@SageFox
I am sincerely sorry for what your going through and I can relate almost to the letter. I am prior USMC ( discharged over a year ago now ), told my fiance of 2 years ( about 4 or so months ago ) that I had always thought of myself as a woman and that I one day may wish to fully pursue correcting my body......her immediate reaction was to break out in tears, a little bit of anger tword me....she freaked out a bit and couldnt look at me for a good 10 minutes or so. Eventualy through her tears, she regained composure, and we began to talk about it. I reassured her Nothing would change but physical appearance and that if she truely loved me, it would be no different then if i lost a limb, got really fat or some other such physical transformation ( which she admited she would love me through any of those ).

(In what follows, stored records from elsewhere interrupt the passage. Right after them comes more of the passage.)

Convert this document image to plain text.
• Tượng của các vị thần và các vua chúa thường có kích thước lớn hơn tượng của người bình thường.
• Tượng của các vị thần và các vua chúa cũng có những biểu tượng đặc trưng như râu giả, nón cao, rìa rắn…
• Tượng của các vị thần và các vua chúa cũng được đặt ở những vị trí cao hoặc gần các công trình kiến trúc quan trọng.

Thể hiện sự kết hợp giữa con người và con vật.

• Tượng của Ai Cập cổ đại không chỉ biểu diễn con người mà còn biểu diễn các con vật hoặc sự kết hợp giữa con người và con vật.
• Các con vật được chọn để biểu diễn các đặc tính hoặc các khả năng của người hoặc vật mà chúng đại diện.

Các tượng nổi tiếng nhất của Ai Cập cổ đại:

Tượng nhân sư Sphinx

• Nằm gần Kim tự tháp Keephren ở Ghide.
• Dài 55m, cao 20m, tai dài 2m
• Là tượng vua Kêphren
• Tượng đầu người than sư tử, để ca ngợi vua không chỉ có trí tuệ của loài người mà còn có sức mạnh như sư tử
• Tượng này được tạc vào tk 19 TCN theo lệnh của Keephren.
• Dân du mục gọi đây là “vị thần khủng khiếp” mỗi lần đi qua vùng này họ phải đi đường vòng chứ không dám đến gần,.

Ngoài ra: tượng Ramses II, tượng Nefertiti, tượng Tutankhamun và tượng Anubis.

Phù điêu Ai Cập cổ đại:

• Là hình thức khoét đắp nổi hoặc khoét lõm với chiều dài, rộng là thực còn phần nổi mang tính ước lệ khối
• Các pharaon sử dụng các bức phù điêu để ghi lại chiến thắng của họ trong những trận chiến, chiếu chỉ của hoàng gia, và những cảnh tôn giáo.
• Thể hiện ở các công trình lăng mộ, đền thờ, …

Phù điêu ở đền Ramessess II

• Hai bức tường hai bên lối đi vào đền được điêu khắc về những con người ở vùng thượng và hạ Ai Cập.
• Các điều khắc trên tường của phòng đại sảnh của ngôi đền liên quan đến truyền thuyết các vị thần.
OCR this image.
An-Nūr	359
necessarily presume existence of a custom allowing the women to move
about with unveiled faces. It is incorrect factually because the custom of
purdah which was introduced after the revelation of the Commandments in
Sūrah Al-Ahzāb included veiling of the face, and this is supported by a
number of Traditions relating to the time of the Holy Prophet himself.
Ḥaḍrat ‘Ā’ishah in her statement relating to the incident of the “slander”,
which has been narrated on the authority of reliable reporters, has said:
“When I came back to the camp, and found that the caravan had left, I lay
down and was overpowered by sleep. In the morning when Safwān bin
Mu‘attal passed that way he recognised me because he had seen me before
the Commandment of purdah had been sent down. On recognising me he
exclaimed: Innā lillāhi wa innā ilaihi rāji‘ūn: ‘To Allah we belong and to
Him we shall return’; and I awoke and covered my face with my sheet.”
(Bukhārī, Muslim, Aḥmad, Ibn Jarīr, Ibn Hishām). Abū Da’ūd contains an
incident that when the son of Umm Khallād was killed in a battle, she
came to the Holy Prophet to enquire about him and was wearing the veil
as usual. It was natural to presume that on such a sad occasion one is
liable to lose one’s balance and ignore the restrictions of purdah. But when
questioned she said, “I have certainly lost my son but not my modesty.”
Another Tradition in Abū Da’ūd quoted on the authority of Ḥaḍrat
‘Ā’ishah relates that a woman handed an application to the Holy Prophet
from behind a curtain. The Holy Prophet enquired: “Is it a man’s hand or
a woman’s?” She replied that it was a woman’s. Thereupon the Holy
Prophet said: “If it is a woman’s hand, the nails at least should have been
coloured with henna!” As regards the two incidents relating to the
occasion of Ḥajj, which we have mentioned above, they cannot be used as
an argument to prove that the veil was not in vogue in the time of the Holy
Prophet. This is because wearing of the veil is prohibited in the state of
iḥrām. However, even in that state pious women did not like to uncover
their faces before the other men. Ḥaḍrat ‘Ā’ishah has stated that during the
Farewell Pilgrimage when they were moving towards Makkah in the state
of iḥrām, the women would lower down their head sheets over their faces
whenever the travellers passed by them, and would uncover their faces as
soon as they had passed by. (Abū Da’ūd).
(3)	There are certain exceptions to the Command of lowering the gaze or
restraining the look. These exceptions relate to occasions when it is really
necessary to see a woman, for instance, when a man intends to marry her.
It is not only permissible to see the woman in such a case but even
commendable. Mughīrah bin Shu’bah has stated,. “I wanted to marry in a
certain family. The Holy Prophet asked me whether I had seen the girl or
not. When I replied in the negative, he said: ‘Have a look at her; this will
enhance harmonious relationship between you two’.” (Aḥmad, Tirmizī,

The following day she told me she was ok with it and I felt she was being true. I think what may of helped, is I didnt immediately jump into transistion and gave her time to relize im still the person she loves. We still talk about it from time to time and shes completly ok with it......but she has alot of self confidence issues of her own and I am afraid she may be embaressed when i start going more full time.
I pray your situation improves with time, and I don't know how recently you wrote that letter, but hopefully let time heal her worries a bit.
Please feel free to message me on here if you'd like to talk further, vent, or whatever as we are aparently in near identical spots as per looking to transition and I have a military backround so I can relate with you there

Hopefully when you get back, you will be approaching your discharge day, as I really cant see transitioning while still serving. Good luck with everything, keep us posted. talking about it hear should clear your mind, and please dont have any super depressing thoughts while all alone and near a rifle. Things will get better! I promise!